Sorted Set Time Series

Redis Sorted Set Time Series best practices

Time series with Sorted Sets (zsets) are the typical way of modeling time series data in Redis. Sorted Sets are made up of unique members with a score all stored under a single key. Using this data type for Sorted Sets means having the score act as some sort of indication of time (often a millisecond precision timestamp, although not always) and the member being the data recorded.
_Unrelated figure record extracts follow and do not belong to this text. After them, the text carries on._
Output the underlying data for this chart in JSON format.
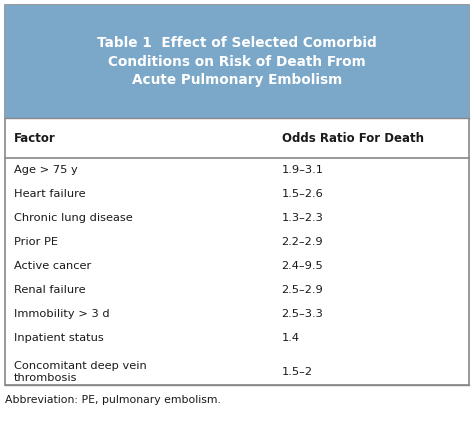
{
  "title_label": "Table 1",
  "title_text": "Effect of Selected Comorbid\nConditions on Risk of Death From\nAcute Pulmonary Embolism",
  "header_bg": "#7ba7c9",
  "header_text_color": "#ffffff",
  "col1_header": "Factor",
  "col2_header": "Odds Ratio For Death",
  "rows": [
    [
      "Age > 75 y",
      "1.9–3.1"
    ],
    [
      "Heart failure",
      "1.5–2.6"
    ],
    [
      "Chronic lung disease",
      "1.3–2.3"
    ],
    [
      "Prior PE",
      "2.2–2.9"
    ],
    [
      "Active cancer",
      "2.4–9.5"
    ],
    [
      "Renal failure",
      "2.5–2.9"
    ],
    [
      "Immobility > 3 d",
      "2.5–3.3"
    ],
    [
      "Inpatient status",
      "1.4"
    ],
    [
      "Concomitant deep vein\nthrombosis",
      "1.5–2"
    ]
  ],
  "border_color": "#888888",
  "text_color": "#1a1a1a",
  "abbreviation": "Abbreviation: PE, pulmonary embolism.",
  "fig_bg": "#ffffff",
  "col_split": 0.575
}
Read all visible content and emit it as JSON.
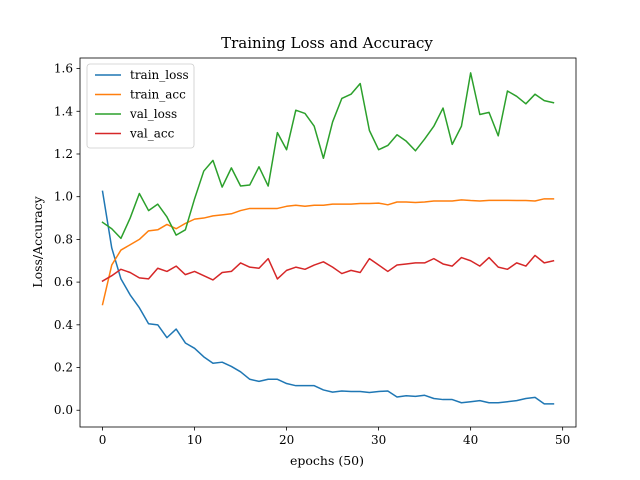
{
  "chart_data": {
    "type": "line",
    "title": "Training Loss and Accuracy",
    "xlabel": "epochs (50)",
    "ylabel": "Loss/Accuracy",
    "xlim": [
      -2.45,
      51.45
    ],
    "ylim": [
      -0.0785,
      1.6495
    ],
    "xticks": [
      0,
      10,
      20,
      30,
      40,
      50
    ],
    "yticks": [
      "0.0",
      "0.2",
      "0.4",
      "0.6",
      "0.8",
      "1.0",
      "1.2",
      "1.4",
      "1.6"
    ],
    "legend_position": "top-left",
    "grid": false,
    "x": [
      0,
      1,
      2,
      3,
      4,
      5,
      6,
      7,
      8,
      9,
      10,
      11,
      12,
      13,
      14,
      15,
      16,
      17,
      18,
      19,
      20,
      21,
      22,
      23,
      24,
      25,
      26,
      27,
      28,
      29,
      30,
      31,
      32,
      33,
      34,
      35,
      36,
      37,
      38,
      39,
      40,
      41,
      42,
      43,
      44,
      45,
      46,
      47,
      48,
      49
    ],
    "series": [
      {
        "name": "train_loss",
        "color": "#1f77b4",
        "values": [
          1.025,
          0.76,
          0.615,
          0.54,
          0.48,
          0.405,
          0.4,
          0.34,
          0.38,
          0.315,
          0.29,
          0.25,
          0.22,
          0.225,
          0.205,
          0.18,
          0.145,
          0.135,
          0.145,
          0.145,
          0.125,
          0.115,
          0.115,
          0.115,
          0.095,
          0.085,
          0.09,
          0.088,
          0.088,
          0.083,
          0.088,
          0.09,
          0.062,
          0.068,
          0.065,
          0.07,
          0.055,
          0.05,
          0.05,
          0.035,
          0.04,
          0.045,
          0.035,
          0.035,
          0.04,
          0.045,
          0.055,
          0.06,
          0.03,
          0.03
        ]
      },
      {
        "name": "train_acc",
        "color": "#ff7f0e",
        "values": [
          0.495,
          0.68,
          0.75,
          0.775,
          0.8,
          0.84,
          0.845,
          0.87,
          0.85,
          0.875,
          0.895,
          0.9,
          0.91,
          0.915,
          0.92,
          0.935,
          0.945,
          0.945,
          0.945,
          0.945,
          0.955,
          0.96,
          0.955,
          0.96,
          0.96,
          0.965,
          0.965,
          0.965,
          0.968,
          0.968,
          0.97,
          0.962,
          0.975,
          0.975,
          0.973,
          0.975,
          0.98,
          0.98,
          0.98,
          0.985,
          0.982,
          0.98,
          0.983,
          0.983,
          0.983,
          0.982,
          0.982,
          0.98,
          0.99,
          0.99
        ]
      },
      {
        "name": "val_loss",
        "color": "#2ca02c",
        "values": [
          0.88,
          0.85,
          0.805,
          0.9,
          1.015,
          0.935,
          0.965,
          0.905,
          0.82,
          0.845,
          0.99,
          1.12,
          1.17,
          1.045,
          1.135,
          1.05,
          1.055,
          1.14,
          1.05,
          1.3,
          1.22,
          1.405,
          1.39,
          1.33,
          1.18,
          1.35,
          1.46,
          1.48,
          1.53,
          1.31,
          1.22,
          1.24,
          1.29,
          1.26,
          1.215,
          1.27,
          1.33,
          1.415,
          1.245,
          1.33,
          1.58,
          1.385,
          1.395,
          1.285,
          1.495,
          1.47,
          1.435,
          1.48,
          1.45,
          1.44
        ]
      },
      {
        "name": "val_acc",
        "color": "#d62728",
        "values": [
          0.605,
          0.63,
          0.66,
          0.645,
          0.62,
          0.615,
          0.665,
          0.65,
          0.675,
          0.635,
          0.65,
          0.63,
          0.61,
          0.645,
          0.65,
          0.69,
          0.67,
          0.665,
          0.71,
          0.615,
          0.655,
          0.67,
          0.66,
          0.68,
          0.695,
          0.67,
          0.64,
          0.655,
          0.645,
          0.71,
          0.68,
          0.65,
          0.68,
          0.685,
          0.69,
          0.69,
          0.71,
          0.685,
          0.675,
          0.715,
          0.7,
          0.675,
          0.715,
          0.67,
          0.66,
          0.69,
          0.675,
          0.725,
          0.69,
          0.7
        ]
      }
    ]
  }
}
The one catch is that, since this is a form of Set, only unique members are allowed and trying to record a time series entry with the same value as a previous member will result in only updating the score. To illustrate this problem, take the following example of recording temperature over time:

Timestamp	Temperature C
1511533205001	21
1511533206001	22
1511533207001	21

If you just added this directly as a Sorted Set using ZADD, you would miss some data points:

ANTI-PATTERN

> ZADD temperature 1511533205001 21
(integer) 1
> ZADD temperature 1511533206001 22
(integer) 1
> ZADD temperature 1511533207001 21
(integer) 0
>

ZRANGEBYSCORE

 temperature -inf +inf WITHSCORES
1) "22"
2) "1511533206001"
3) "21"
4) "1511533207001"

ANTI-PATTERN

Notice how the third ZADD returns a 0 – this indicates that a new member was not added to the sorted set. Then, in the ZRANGEBYSCORE, we can see the that the sorted set only has two entries, …7001 and …6001, with …5001 missing. Why? In this case because both …7001 and …5001 share the same member (21) we only updated the score for the member. Not good!
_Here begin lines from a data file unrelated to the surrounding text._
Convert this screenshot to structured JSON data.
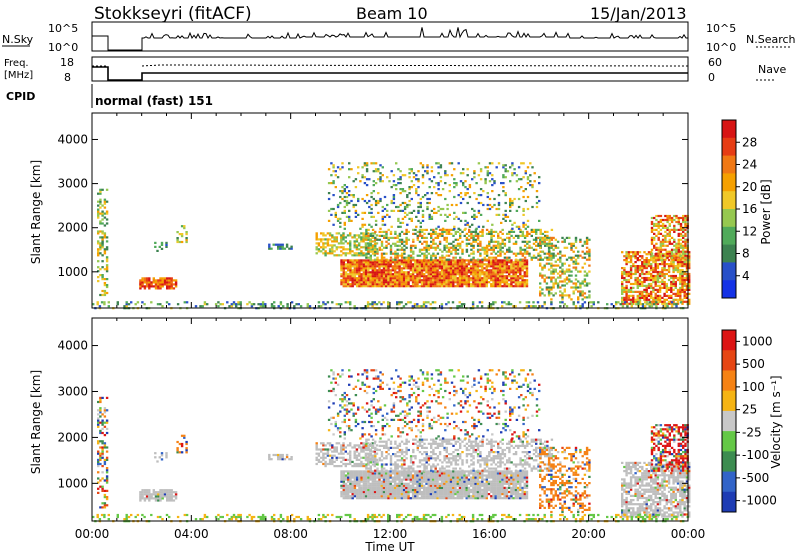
{
  "header": {
    "station": "Stokkseyri (fitACF)",
    "beam": "Beam 10",
    "date": "15/Jan/2013"
  },
  "status_panels": {
    "nsky": {
      "left_label": "N.Sky",
      "right_label": "N.Search",
      "left_ticks": [
        "10^5",
        "10^0"
      ],
      "right_ticks": [
        "10^5",
        "10^0"
      ]
    },
    "freq": {
      "left_label_1": "Freq.",
      "left_label_2": "[MHz]",
      "right_label": "Nave",
      "left_ticks": [
        "18",
        "8"
      ],
      "right_ticks": [
        "60",
        "0"
      ]
    },
    "cpid": {
      "label": "CPID",
      "mode_text": "normal (fast) 151"
    }
  },
  "chart_data": [
    {
      "type": "heatmap",
      "name": "Power",
      "ylabel": "Slant Range [km]",
      "yticks": [
        1000,
        2000,
        3000,
        4000
      ],
      "ylim": [
        180,
        4600
      ],
      "colorbar": {
        "label": "Power [dB]",
        "ticks": [
          "4",
          "8",
          "12",
          "16",
          "20",
          "24",
          "28"
        ],
        "colors": [
          "#1432e6",
          "#2850c8",
          "#3c8250",
          "#50aa5a",
          "#96c850",
          "#f0c828",
          "#f5a000",
          "#f07814",
          "#e63c14",
          "#d71414"
        ]
      }
    },
    {
      "type": "heatmap",
      "name": "Velocity",
      "ylabel": "Slant Range [km]",
      "xlabel": "Time UT",
      "xticks": [
        "00:00",
        "04:00",
        "08:00",
        "12:00",
        "16:00",
        "20:00",
        "00:00"
      ],
      "yticks": [
        1000,
        2000,
        3000,
        4000
      ],
      "ylim": [
        180,
        4600
      ],
      "ground_scatter_color": "#bebebe",
      "colorbar": {
        "label": "Velocity [m s⁻¹]",
        "ticks": [
          "1000",
          "500",
          "100",
          "25",
          "-25",
          "-100",
          "-500",
          "-1000"
        ],
        "colors": [
          "#1e3cb4",
          "#3264c8",
          "#3c8c50",
          "#64c846",
          "#c8c8c8",
          "#f5b414",
          "#f58214",
          "#e64614",
          "#dc1414"
        ]
      }
    }
  ]
}
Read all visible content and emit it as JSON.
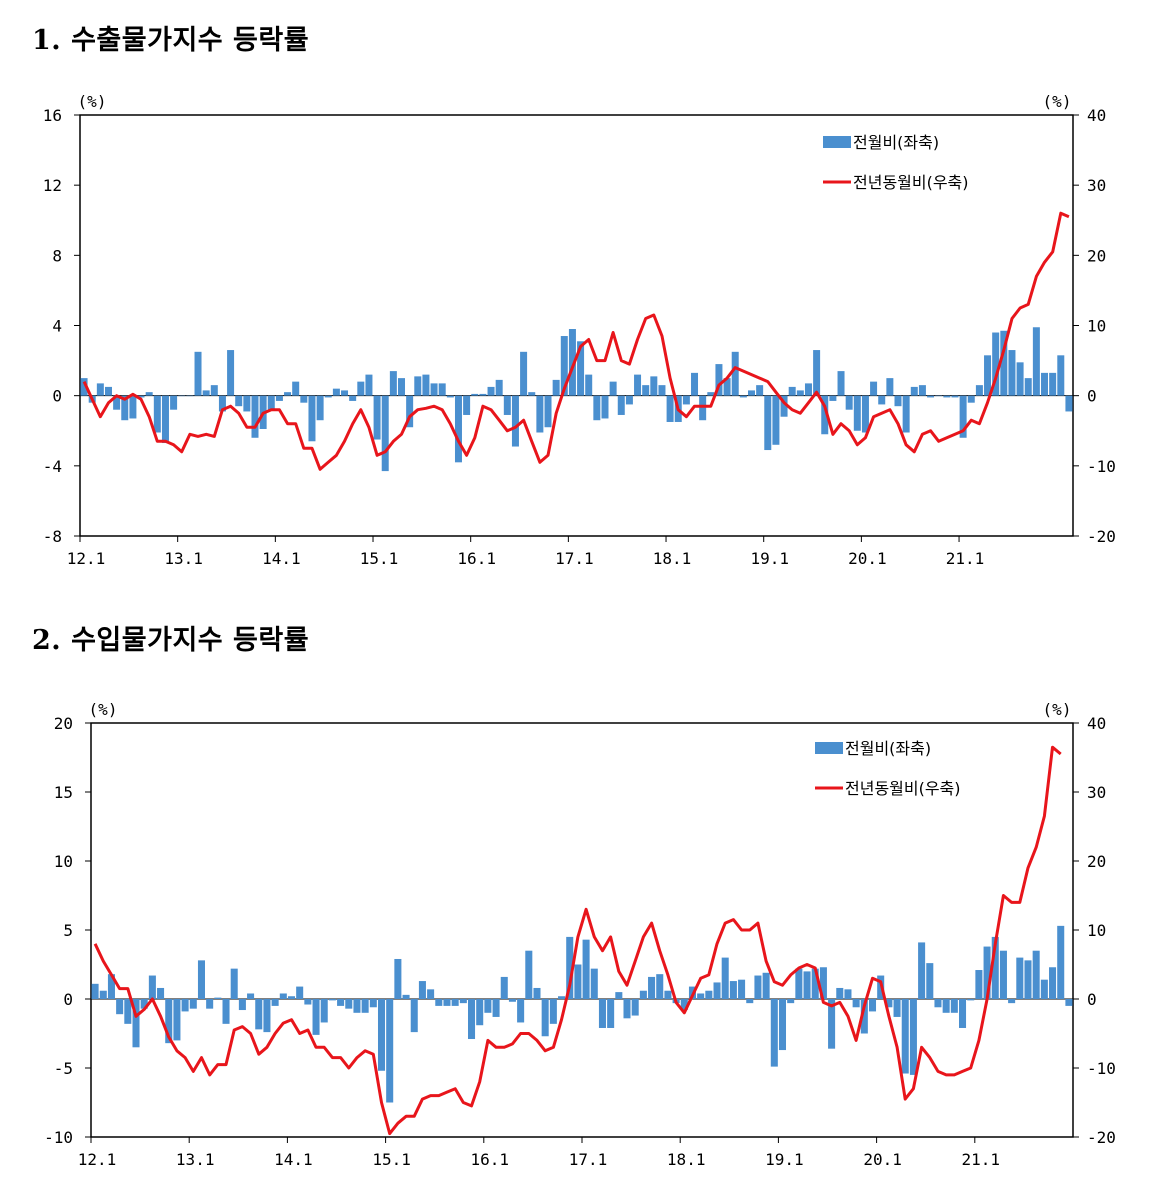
{
  "sections": [
    {
      "title": "1. 수출물가지수 등락률"
    },
    {
      "title": "2. 수입물가지수 등락률"
    }
  ],
  "chart_data": [
    {
      "type": "bar+line",
      "x_ticks": [
        "12.1",
        "13.1",
        "14.1",
        "15.1",
        "16.1",
        "17.1",
        "18.1",
        "19.1",
        "20.1",
        "21.1"
      ],
      "left_unit": "(%)",
      "right_unit": "(%)",
      "ylim_left": [
        -8,
        16
      ],
      "ylim_right": [
        -20,
        40
      ],
      "yticks_left": [
        "16",
        "12",
        "8",
        "4",
        "0",
        "-4",
        "-8"
      ],
      "yticks_right": [
        "40",
        "30",
        "20",
        "10",
        "0",
        "-10",
        "-20"
      ],
      "legend_position": "top-right",
      "colors": {
        "bar": "#4a8fcf",
        "line": "#e8151b"
      },
      "series": [
        {
          "name": "전월비(좌축)",
          "type": "bar",
          "axis": "left",
          "values": [
            1.0,
            -0.4,
            0.7,
            0.5,
            -0.8,
            -1.4,
            -1.3,
            -0.1,
            0.2,
            -2.1,
            -2.7,
            -0.8,
            0.0,
            0.0,
            2.5,
            0.3,
            0.6,
            -0.9,
            2.6,
            -0.6,
            -0.9,
            -2.4,
            -1.9,
            -0.8,
            -0.3,
            0.2,
            0.8,
            -0.4,
            -2.6,
            -1.4,
            -0.1,
            0.4,
            0.3,
            -0.3,
            0.8,
            1.2,
            -2.5,
            -4.3,
            1.4,
            1.0,
            -1.8,
            1.1,
            1.2,
            0.7,
            0.7,
            -0.1,
            -3.8,
            -1.1,
            0.1,
            0.1,
            0.5,
            0.9,
            -1.1,
            -2.9,
            2.5,
            0.2,
            -2.1,
            -1.8,
            0.9,
            3.4,
            3.8,
            3.1,
            1.2,
            -1.4,
            -1.3,
            0.8,
            -1.1,
            -0.5,
            1.2,
            0.6,
            1.1,
            0.6,
            -1.5,
            -1.5,
            -0.5,
            1.3,
            -1.4,
            0.2,
            1.8,
            1.0,
            2.5,
            -0.1,
            0.3,
            0.6,
            -3.1,
            -2.8,
            -1.2,
            0.5,
            0.3,
            0.7,
            2.6,
            -2.2,
            -0.3,
            1.4,
            -0.8,
            -2.0,
            -2.1,
            0.8,
            -0.5,
            1.0,
            -0.6,
            -2.1,
            0.5,
            0.6,
            -0.1,
            0.0,
            -0.1,
            -0.1,
            -2.4,
            -0.4,
            0.6,
            2.3,
            3.6,
            3.7,
            2.6,
            1.9,
            1.0,
            3.9,
            1.3,
            1.3,
            2.3,
            -0.9
          ]
        },
        {
          "name": "전년동월비(우축)",
          "type": "line",
          "axis": "right",
          "values": [
            2.0,
            -0.5,
            -3.0,
            -1.0,
            0.0,
            -0.5,
            0.2,
            -0.5,
            -3.0,
            -6.5,
            -6.5,
            -7.0,
            -8.0,
            -5.5,
            -5.8,
            -5.5,
            -5.8,
            -2.0,
            -1.5,
            -2.5,
            -4.5,
            -4.5,
            -2.5,
            -2.0,
            -2.0,
            -4.0,
            -4.0,
            -7.5,
            -7.5,
            -10.5,
            -9.5,
            -8.5,
            -6.5,
            -4.0,
            -2.0,
            -4.5,
            -8.5,
            -8.0,
            -6.5,
            -5.5,
            -3.0,
            -2.0,
            -1.8,
            -1.5,
            -2.0,
            -4.0,
            -6.5,
            -8.5,
            -6.0,
            -1.5,
            -2.0,
            -3.5,
            -5.0,
            -4.5,
            -3.5,
            -6.5,
            -9.5,
            -8.5,
            -2.5,
            1.0,
            4.0,
            7.0,
            8.0,
            5.0,
            5.0,
            9.0,
            5.0,
            4.5,
            8.0,
            11.0,
            11.5,
            8.5,
            2.5,
            -2.0,
            -3.0,
            -1.5,
            -1.5,
            -1.5,
            1.5,
            2.5,
            4.0,
            3.5,
            3.0,
            2.5,
            2.0,
            0.5,
            -1.0,
            -2.0,
            -2.5,
            -1.0,
            0.5,
            -1.5,
            -5.5,
            -4.0,
            -5.0,
            -7.0,
            -6.0,
            -3.0,
            -2.5,
            -2.0,
            -4.0,
            -7.0,
            -8.0,
            -5.5,
            -5.0,
            -6.5,
            -6.0,
            -5.5,
            -5.0,
            -3.5,
            -4.0,
            -1.0,
            2.5,
            6.5,
            11.0,
            12.5,
            13.0,
            17.0,
            19.0,
            20.5,
            26.0,
            25.5
          ]
        }
      ]
    },
    {
      "type": "bar+line",
      "x_ticks": [
        "12.1",
        "13.1",
        "14.1",
        "15.1",
        "16.1",
        "17.1",
        "18.1",
        "19.1",
        "20.1",
        "21.1"
      ],
      "left_unit": "(%)",
      "right_unit": "(%)",
      "ylim_left": [
        -10,
        20
      ],
      "ylim_right": [
        -20,
        40
      ],
      "yticks_left": [
        "20",
        "15",
        "10",
        "5",
        "0",
        "-5",
        "-10"
      ],
      "yticks_right": [
        "40",
        "30",
        "20",
        "10",
        "0",
        "-10",
        "-20"
      ],
      "legend_position": "top-right",
      "colors": {
        "bar": "#4a8fcf",
        "line": "#e8151b"
      },
      "series": [
        {
          "name": "전월비(좌축)",
          "type": "bar",
          "axis": "left",
          "values": [
            1.1,
            0.6,
            1.8,
            -1.1,
            -1.8,
            -3.5,
            -0.7,
            1.7,
            0.8,
            -3.2,
            -3.0,
            -0.9,
            -0.7,
            2.8,
            -0.7,
            0.1,
            -1.8,
            2.2,
            -0.8,
            0.4,
            -2.2,
            -2.4,
            -0.5,
            0.4,
            0.2,
            0.9,
            -0.4,
            -2.6,
            -1.7,
            -0.1,
            -0.5,
            -0.7,
            -1.0,
            -1.0,
            -0.6,
            -5.2,
            -7.5,
            2.9,
            0.3,
            -2.4,
            1.3,
            0.7,
            -0.5,
            -0.5,
            -0.5,
            -0.3,
            -2.9,
            -1.9,
            -1.0,
            -1.3,
            1.6,
            -0.2,
            -1.7,
            3.5,
            0.8,
            -2.7,
            -1.8,
            0.2,
            4.5,
            2.5,
            4.3,
            2.2,
            -2.1,
            -2.1,
            0.5,
            -1.4,
            -1.2,
            0.6,
            1.6,
            1.8,
            0.6,
            -0.3,
            -0.8,
            0.9,
            0.4,
            0.6,
            1.2,
            3.0,
            1.3,
            1.4,
            -0.3,
            1.7,
            1.9,
            -4.9,
            -3.7,
            -0.3,
            2.2,
            2.0,
            2.2,
            2.3,
            -3.6,
            0.8,
            0.7,
            -0.6,
            -2.5,
            -0.9,
            1.7,
            -0.6,
            -1.3,
            -5.4,
            -5.5,
            4.1,
            2.6,
            -0.6,
            -1.0,
            -1.0,
            -2.1,
            -0.1,
            2.1,
            3.8,
            4.5,
            3.5,
            -0.3,
            3.0,
            2.8,
            3.5,
            1.4,
            2.3,
            5.3,
            -0.5
          ]
        },
        {
          "name": "전년동월비(우축)",
          "type": "line",
          "axis": "right",
          "values": [
            8.0,
            5.5,
            3.5,
            1.5,
            1.5,
            -2.5,
            -1.5,
            0.0,
            -2.5,
            -5.5,
            -7.5,
            -8.5,
            -10.5,
            -8.5,
            -11.0,
            -9.5,
            -9.5,
            -4.5,
            -4.0,
            -5.0,
            -8.0,
            -7.0,
            -5.0,
            -3.5,
            -3.0,
            -5.0,
            -4.5,
            -7.0,
            -7.0,
            -8.5,
            -8.5,
            -10.0,
            -8.5,
            -7.5,
            -8.0,
            -15.0,
            -19.5,
            -18.0,
            -17.0,
            -17.0,
            -14.5,
            -14.0,
            -14.0,
            -13.5,
            -13.0,
            -15.0,
            -15.5,
            -12.0,
            -6.0,
            -7.0,
            -7.0,
            -6.5,
            -5.0,
            -5.0,
            -6.0,
            -7.5,
            -7.0,
            -3.0,
            2.0,
            9.0,
            13.0,
            9.0,
            7.0,
            9.0,
            4.0,
            2.0,
            5.5,
            9.0,
            11.0,
            7.0,
            3.5,
            -0.5,
            -2.0,
            0.5,
            3.0,
            3.5,
            8.0,
            11.0,
            11.5,
            10.0,
            10.0,
            11.0,
            5.5,
            2.5,
            2.0,
            3.5,
            4.5,
            5.0,
            4.5,
            -0.5,
            -1.0,
            -0.5,
            -2.5,
            -6.0,
            -1.0,
            3.0,
            2.5,
            -2.5,
            -7.0,
            -14.5,
            -13.0,
            -7.0,
            -8.5,
            -10.5,
            -11.0,
            -11.0,
            -10.5,
            -10.0,
            -6.0,
            0.0,
            8.0,
            15.0,
            14.0,
            14.0,
            19.0,
            22.0,
            26.5,
            36.5,
            35.5
          ]
        }
      ]
    }
  ]
}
There are several ways of approaching this problem. The first is to include some sort of random data with sufficient entropy to ensure uniqueness. Let’s examine this method. First, we’ll create a pseudo-random floating point number between 0 (inclusive) and 1 (exclusive) then we’ll add this to our timestamp. For our example, we’ll leave it in decimal form for readability (in a real workload, it would be smart to just convert it back to a raw 8 bytes to save storage space).

> ZADD temperature2 1511533205001 21:1511533205001.2583
(integer) 1
> ZADD temperature2 1511533206001 22:1511533206001.941678
(integer) 1
> ZADD temperature2 1511533207001 21:1511533207001.732015
(integer) 1
> ZRANGEBYSCORE temperature2 -inf +inf WITHSCORES
1) "21:1511533205001.2583"
2) "1511533205001"
3) "22:1511533206001.941678"
4) "1511533206001"
5) "21:1511533207001.732015"
6) "1511533207001"

As you can see, all ZADDs are returning 1s indicating new additions and the ZRANGEBYSCORE returns all the values. This is workable method, however it is not very efficient with wasted bytes to ensure uniqueness which adds to storage overhead. For most use cases, the uniqueness will be just discarded by your application. It should be noted that adding uniqueness obviously would not be needed if your data would already be unique (for example, some data that includes a UUID).

With this method you have access to all the sorted set methods to allow for analysis and manipulation:

ZRANGEBYSCORE allows you to get a specific slice between two timestamps
(ZREVRANGEBYSCORE for descending ordering)
ZREMRANGEBYSCORE allows for removal of a specific range of timestamps
ZCOUNT the number of items between a range of timestamps
ZINTERSTORE‡ allows you to intersect two time-series data sets and save it in a new key
ZUNIONSTORE‡ allows you to combine two time-series data sets and save it in a new key. It can also be used to duplicate a sorted set.

‡ ZINTERSTORE and ZUNIONSTORE are multi-key operations. Care should be taken when working in a sharded environment to make sure that your new key ends up on the same shard, otherwise these commands will end in an error.